Hey every one, Im new here and this is my very first post and I am really no too sure if this is the best place to post but it seems right, LOL, so here goes nothing.

So I live in Two Rivers Wi. and do to being right on the shore of lake Michigan, we get quite a bit of snow here. I have just recently acquired a 1986 Gilson, 10hp 32" cut snowblower. It is a very good blower. I have been doing so well needed maintenance on it so that it will be ready for the snow next winter.

My question is: Is it posable to use the Ariens Track Drive kit (Ariens Track Drive Conversion Kit). With the heavy weight. wet snow we get here, I was thinking that this conversion would be nice as it gives excellent traction in heavy wet snow. Im just curious to see if this is possible or if anyone has done anything like this. 

Thanks Cody


----------



## Snowmann2011 (Apr 5, 2011)

Well Im guessing since there hasent been any responces to this, either it cant be done, no one knows if it can be done or it was just that dumb of a question. LOL. Understandable. But dont worry, Im gonna be around for a while so Im sure Ill have lots of dumb questions for every one. LOL

Cody


----------



## bwdbrn1 (Nov 24, 2010)

Like they say, there's no such thing as a dumb question..but I can sure give you plenty of dumb answers

That's an interesting notion you've got. I'm going to guess it could be done. 

After all , Two Rivers is the home of the ice cream sundae.


----------



## HCBPH (Mar 8, 2011)

*Tracks*

I can't speak to an Gilson but this winter I have seen a couple of Craftsman blowers on CL that made reference to formerly having tracks but now are on wheels so it sounds like it's possible on some. Best suggestion would be get the manuals on the 2 units and compare them. On a side note, I used to work a CM track unit many years back, a couple of years the tracks were rusted stuck (owner didn't maintain it very well) when it can to using it the first time of the season and it was a bear to get loose.


----------



## Shryp (Jan 1, 2011)

With enough work and custom fabricating anything can be done.


----------



## Snowmann2011 (Apr 5, 2011)

Shryp said:


> With enough work and custom fabricating anything can be done.
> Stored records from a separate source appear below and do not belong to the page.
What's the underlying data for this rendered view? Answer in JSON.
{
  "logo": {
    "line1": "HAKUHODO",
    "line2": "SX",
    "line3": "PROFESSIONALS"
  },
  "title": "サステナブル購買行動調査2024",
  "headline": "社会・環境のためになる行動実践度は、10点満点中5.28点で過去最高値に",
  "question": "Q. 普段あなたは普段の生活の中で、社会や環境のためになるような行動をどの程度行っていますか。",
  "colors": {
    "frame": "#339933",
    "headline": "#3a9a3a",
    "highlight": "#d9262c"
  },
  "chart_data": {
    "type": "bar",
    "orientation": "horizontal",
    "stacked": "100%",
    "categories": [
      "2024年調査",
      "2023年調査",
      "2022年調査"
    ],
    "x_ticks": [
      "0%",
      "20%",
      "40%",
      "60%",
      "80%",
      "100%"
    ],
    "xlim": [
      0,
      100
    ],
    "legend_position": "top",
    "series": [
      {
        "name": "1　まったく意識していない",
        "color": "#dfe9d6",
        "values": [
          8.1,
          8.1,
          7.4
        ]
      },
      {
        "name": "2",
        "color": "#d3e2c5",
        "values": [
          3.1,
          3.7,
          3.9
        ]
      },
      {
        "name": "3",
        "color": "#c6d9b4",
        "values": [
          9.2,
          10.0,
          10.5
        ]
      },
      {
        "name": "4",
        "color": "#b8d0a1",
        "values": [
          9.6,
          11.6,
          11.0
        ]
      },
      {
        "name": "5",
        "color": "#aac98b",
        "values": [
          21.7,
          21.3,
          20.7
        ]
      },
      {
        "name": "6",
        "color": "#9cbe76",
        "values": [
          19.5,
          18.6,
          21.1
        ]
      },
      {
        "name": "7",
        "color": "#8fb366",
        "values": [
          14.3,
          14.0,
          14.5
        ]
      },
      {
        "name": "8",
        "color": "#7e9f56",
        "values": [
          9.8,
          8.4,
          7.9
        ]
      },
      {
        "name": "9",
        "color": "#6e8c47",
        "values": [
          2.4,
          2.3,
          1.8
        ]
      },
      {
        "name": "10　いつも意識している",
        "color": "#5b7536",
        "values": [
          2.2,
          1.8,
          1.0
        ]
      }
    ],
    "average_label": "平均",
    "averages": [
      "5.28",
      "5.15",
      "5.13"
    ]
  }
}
Hey Shryp, yeah I know any thing can be done with enough fabrication, LOL. I love fabrication, but anyways, I dont want to stick more money or time than what its worth into it. It looked to me that my Gilson and the earlier Ariens were pretty similar to one another and thought it may be relitivly easy. It also seemed to me that a tracked blower was the way to go for traction and manuverability, but the more threads I read here and other places, tracks dont really seem to be the way to go. So for now Im going to continue and finish up the restoration on it and get it all back to tip-top shape for next season.

Thanks
Cody


----------